Looking at the more niche players in the industry, companies like Compellent (NYSE: CML), Isilon (Nasdaq: ISLN), and CommVault (Nasdaq: CVLT) all trade at trailing P/Es above 65 and forward multiples above 30. After the fierce bidding war between Hewlett-Packard (NYSE: HPQ) and Dell over high-end storage play 3Par, stocks across the industry rose sharply as the investors placed bets that other small players would be swooped up by the top dogs in this rapidly consolidating industry.
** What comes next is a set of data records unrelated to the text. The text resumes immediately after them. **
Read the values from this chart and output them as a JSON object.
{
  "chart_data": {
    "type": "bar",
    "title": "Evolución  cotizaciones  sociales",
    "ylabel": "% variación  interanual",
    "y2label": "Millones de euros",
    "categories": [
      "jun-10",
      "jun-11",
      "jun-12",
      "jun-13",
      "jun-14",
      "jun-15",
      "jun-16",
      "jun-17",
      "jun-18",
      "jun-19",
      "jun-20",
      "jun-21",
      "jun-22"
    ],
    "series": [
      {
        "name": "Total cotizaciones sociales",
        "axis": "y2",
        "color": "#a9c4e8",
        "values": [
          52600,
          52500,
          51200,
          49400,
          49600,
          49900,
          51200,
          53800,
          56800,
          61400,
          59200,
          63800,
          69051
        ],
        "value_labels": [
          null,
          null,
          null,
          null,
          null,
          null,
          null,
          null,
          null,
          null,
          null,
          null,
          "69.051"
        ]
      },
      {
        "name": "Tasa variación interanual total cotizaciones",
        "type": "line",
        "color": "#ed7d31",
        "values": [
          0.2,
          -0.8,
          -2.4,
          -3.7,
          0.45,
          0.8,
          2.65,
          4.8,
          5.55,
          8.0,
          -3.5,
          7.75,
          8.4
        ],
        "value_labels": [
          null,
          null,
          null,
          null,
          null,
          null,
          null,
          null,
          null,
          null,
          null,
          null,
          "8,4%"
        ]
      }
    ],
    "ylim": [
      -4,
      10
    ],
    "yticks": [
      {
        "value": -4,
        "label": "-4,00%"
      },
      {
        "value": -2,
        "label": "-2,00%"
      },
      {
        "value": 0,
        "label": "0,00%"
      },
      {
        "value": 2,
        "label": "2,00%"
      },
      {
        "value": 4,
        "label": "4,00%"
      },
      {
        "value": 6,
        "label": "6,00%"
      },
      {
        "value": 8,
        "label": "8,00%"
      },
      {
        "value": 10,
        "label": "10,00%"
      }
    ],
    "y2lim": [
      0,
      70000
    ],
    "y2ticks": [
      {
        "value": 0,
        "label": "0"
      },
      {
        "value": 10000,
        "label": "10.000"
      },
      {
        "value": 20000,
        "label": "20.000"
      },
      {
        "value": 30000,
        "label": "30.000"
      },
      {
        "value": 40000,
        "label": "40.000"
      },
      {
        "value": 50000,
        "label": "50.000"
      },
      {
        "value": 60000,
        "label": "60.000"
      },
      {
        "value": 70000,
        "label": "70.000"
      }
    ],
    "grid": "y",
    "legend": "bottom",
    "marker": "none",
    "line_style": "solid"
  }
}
On the surface, EMC looks expensive as well, trading at 28 times its trailing earnings. However, EMC holds a valuable asset in its 80% ownership stake in virtualization expert VMware (NYSE: VMW). After stripping out the value of EMC's VMware holdings, the effects of consolidating VMware into its financial statements, and dilutive stock-based compensation, EMC trades for less than 10 times its trailing free cash flow. For comparison, NetApp trades for around 24 times its trailing free cash flow.

Granted, investors could see VMware's price as overvalued as well, and divesting that stake to realize the full value of VMware doesn't seem likely, but the exercise does show that EMC is trading at a steep discount to its peers. If you're looking into storage companies, Bleeker says to check out EMC first. This deal on an industry leader might not last long.